Том 1. Двенадцать стульев - Петров Евгений Петрович - Страница 34
- Предыдущая
- 34/113
- Следующая
Ипполит Матвеевич снял свою касторовую шляпу. Остап вызвал Колю в коридор. Там они долго шептались.
– Прекрасное утро, сударыня, – сказал Ипполит Матвеевич.
Голубоглазая сударыня засмеялась и без всякой видимой связи с замечанием Ипполита Матвеевича заговорила о том, какие дураки живут в соседнем пенале.
– Они нарочно заводят примус, чтобы не было слышно, как они целуются. Но, вы поймите, это же глупо. Мы все слышим. Вот они действительно ничего уже не слышат из-за своего примуса. Хотите, я вам сейчас покажу? Слушайте!
И Колина жена, постигшая все тайны примуса, громко сказала.
– Зверевы дураки!
За стеной слышалось адское пение примуса и звуки поцелуев.
– Видите? Они ничего не слышат. Зверевы дураки, болваны и психопаты. Видите!..
– Да, – сказал Ипполит Матвеевич.
– А мы примуса не держим. Зачем? Мы ходим обедать в вегетарианскую столовую, хотя я против вегетарианской столовой. Но когда мы с Колей поженились, он мечтал о том, как мы вместе будем ходить в вегетарианку. Ну вот мы и ходим. Я очень люблю мясо. А там котлеты из лапши. Только вы, пожалуйста, ничего не говорите Коле… В это время вернулся Коля с Остапом.
– Ну что ж, раз у тебя решительно нельзя остановиться, мы пойдем к Пантелею.
– Верно, ребята! – закричал Коля. – Идите к Иванопуло, Это свой парень.

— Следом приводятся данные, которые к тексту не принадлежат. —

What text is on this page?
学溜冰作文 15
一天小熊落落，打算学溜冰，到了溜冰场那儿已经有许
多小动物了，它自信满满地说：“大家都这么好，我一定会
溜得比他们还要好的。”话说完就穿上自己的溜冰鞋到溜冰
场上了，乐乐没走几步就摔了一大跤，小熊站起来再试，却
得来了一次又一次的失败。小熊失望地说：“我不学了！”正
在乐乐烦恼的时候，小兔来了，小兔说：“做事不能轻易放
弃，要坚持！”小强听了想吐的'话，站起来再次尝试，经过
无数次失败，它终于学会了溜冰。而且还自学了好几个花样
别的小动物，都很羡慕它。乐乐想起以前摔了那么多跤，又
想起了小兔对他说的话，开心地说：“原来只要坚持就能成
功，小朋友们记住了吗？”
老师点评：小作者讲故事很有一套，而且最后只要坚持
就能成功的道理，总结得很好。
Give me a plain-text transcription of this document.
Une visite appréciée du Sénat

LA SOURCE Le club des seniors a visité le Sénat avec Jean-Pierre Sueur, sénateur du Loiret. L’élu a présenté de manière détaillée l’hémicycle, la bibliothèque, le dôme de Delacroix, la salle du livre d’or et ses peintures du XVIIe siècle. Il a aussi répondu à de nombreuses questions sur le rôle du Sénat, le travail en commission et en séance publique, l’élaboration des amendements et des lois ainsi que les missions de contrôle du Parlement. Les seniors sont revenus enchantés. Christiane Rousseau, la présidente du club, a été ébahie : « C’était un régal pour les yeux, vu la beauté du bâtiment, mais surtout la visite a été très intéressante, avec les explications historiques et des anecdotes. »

– Приходите к нам в гости, – сказала Колина жена, – мы с мужем будем очень рады.
– Опять в гости зовут! – возмутились в крайнем пенале. – Мало им гостей!
– А вы – дураки, болваны и психопаты, не ваше дело! – сказала Колина жена, не повышая голоса.
– Ты слышишь, Иван Андреевич, – заволновались в крайнем пенале, – твою жену оскорбляют, а ты молчишь.
Подали свой голос невидимые комментаторы и из других пеналов. Словесная перепалка разрасталась. Компаньоны ушли вниз, к Иванопуло.
Студента не было дома. Ипполит Матвеевич зажег спичку. На дверях висела записка: «Буду не раньше 9 ч. Пантелей».
– Не беда, – сказал Остап, – я знаю, где ключ. Он пошарил под несгораемой кассой, достал ключ и открыл дверь.
Комната студента Иванопуло была точно такого же размера, как и Колина, но зато угловая. Одна стена ее была каменная, чем студент очень гордился. Ипполит Матвеевич с огорчением заметил, что у студента не было даже матраца.
– Отлично устроимся, – сказал Остап, – приличная кубатура для Москвы. Если мы уляжемся все втроем на полу, то даже останется немного места. А Пантелей – сукин сын! Куда он девал матрац, интересно знать?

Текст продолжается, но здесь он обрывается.